Taglio del nastro per la nuova sede della Protezione Civile presso il Comune di Porto San Giorgio. Il sodalizio si è insediato ufficialmente ieri pomeriggio nei locali rinnovati (che prima accoglievano la Sgds) al piano terra in via Veneto. Ieri, è stata fatta la prima esercitazione della Protezione Civile in mare, insieme alla Capitaneria di porto.

A fare gli onori di casa, il sindaco Valerio Vesprini che ha dichiarato: «È una giornata importante per noi, perché riusciamo a portare a termine un lavoro che va avanti da anni, dopo l’incendio che si è verificato e che ha messo a dura prova tutto l’impianto comunale della Sgds ma soprattutto la Protezione civile. Sono stati anni difficili, senza sedi. Nonostante tutto, l’associazione è sempre a disposizione per il servizio che fa per la comunità. Ora inauguriamo la sala Coc, lasciata volutamente dalla Sgds per la Protezione civile. Speriamo non serva mai ma se serve c’è ed è all’interno della sede comunale, vicina agli uffici. Quest’anno diventa fondamentale il discorso di prevenzione e Protezione civile, perché abbiamo approvato l’aggiornamento al piano di protezione civile e dalla settimana prossima partiranno gli incontri nei quartieri per fornire ai cittadini tutte le informazioni che servono per prevenire eventuali situazioni di rischio. Se questa sede oggi esiste, è grazie a tutti i volontari. Speriamo che la sala non serva mai o solo per le esercitazioni».

Sono circa una cinquantina i volontari che fanno parte dell’associazione, la cui direzione è sotto l’egida di Luciano Pazzi, coordinatore della Protezione civile comunale di Porto San Giorgio che ha ringraziato soprattutto i volontari: «Il gruppo sa fare squadra e questo porta a dei risultati, come la ricostruzione di questa sala operativa che era stata in parte demolita. Abbiamo la sala riunioni e altre due stanze, una ospita tutte le attrezzature radio per la comunicazione con la Regione Marche e le comunicazioni interne tramite le nostre radio, la postazione del volontariato che raccoglie tutte le informazioni e le trasmette alle squadre che devono intervenire». Tra i volontari, Marino che ha iniziato a fare il volontario 20 anni fa e oggi è la mascotte del gruppo.

In rappresentanza della Prefettura di Fermo, Carlo Popolizio che ha portato i saluti del prefetto Edoardo D’Alascio: «Con orgoglio, il centro operativo di Protezione civile a Porto San Giorgio l’ho visto nascere nel 1996. Il Coc è una struttura di primo livello di base, fondamentale al fine d’intervenire per le esigenze del territorio, a garantire viabilità e sicurezza, per le informazioni di raccordo fornite a noi in Prefettura, quale ufficio territoriale e di governo».
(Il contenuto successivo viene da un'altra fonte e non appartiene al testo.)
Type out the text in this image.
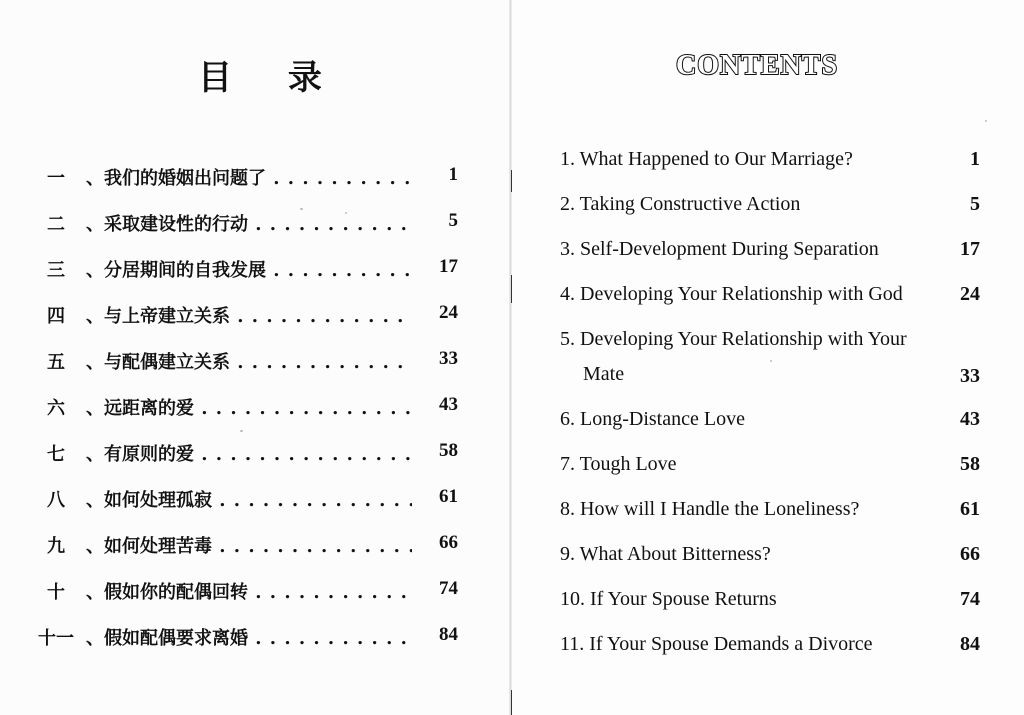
目 录
一	、我们的婚姻出问题了 . . .	1
二	、采取建设性的行动 . . .	5
三	、分居期间的自我发展 . . .	17
四	、与上帝建立关系 . . .	24
五	、与配偶建立关系 . . .	33
六	、远距离的爱 . . .	43
七	、有原则的爱 . . .	58
八	、如何处理孤寂 . . .	61
九	、如何处理苦毒 . . .	66
十	、假如你的配偶回转 . . .	74
十一 、假如配偶要求离婚 . . .	84
CONTENTS
1. What Happened to Our Marriage?	1
2. Taking Constructive Action	5
3. Self-Development During Separation	17
4. Developing Your Relationship with God	24
5. Developing Your Relationship with Your
Mate	33
6. Long-Distance Love	43
7. Tough Love	58
8. How will I Handle the Loneliness?	61
9. What About Bitterness?	66
10. If Your Spouse Returns	74
11. If Your Spouse Demands a Divorce	84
Presente, insieme alla consigliera regionale Milena Sebastiani, anche l’assessore regionale, Paolo Calcinaro: «Arrivare ad un momento come questo, significa consapevolezza dell’amministrazione sull’importanza della Protezione Civile. Anche a Fermo – le considerazioni dell’assessore – decidemmo di destinare l’immobile abbandonato in piazza Dante, di mettere la Protezione Civile e la Caserma dei Vigili urbani in un nodo fondamentale, logisticamente parlando. Qui, la scelta è ottimale essendoci il Comune vicino e tutte quelle aree che in momenti di emergenze possono e devono collaborare. La scelta consapevole è quella che si è nel cuore del comando. Occupare spazi nel cuore dell’amministrazione per la Protezione Civile è un passo che da più sicurezza all’intera città».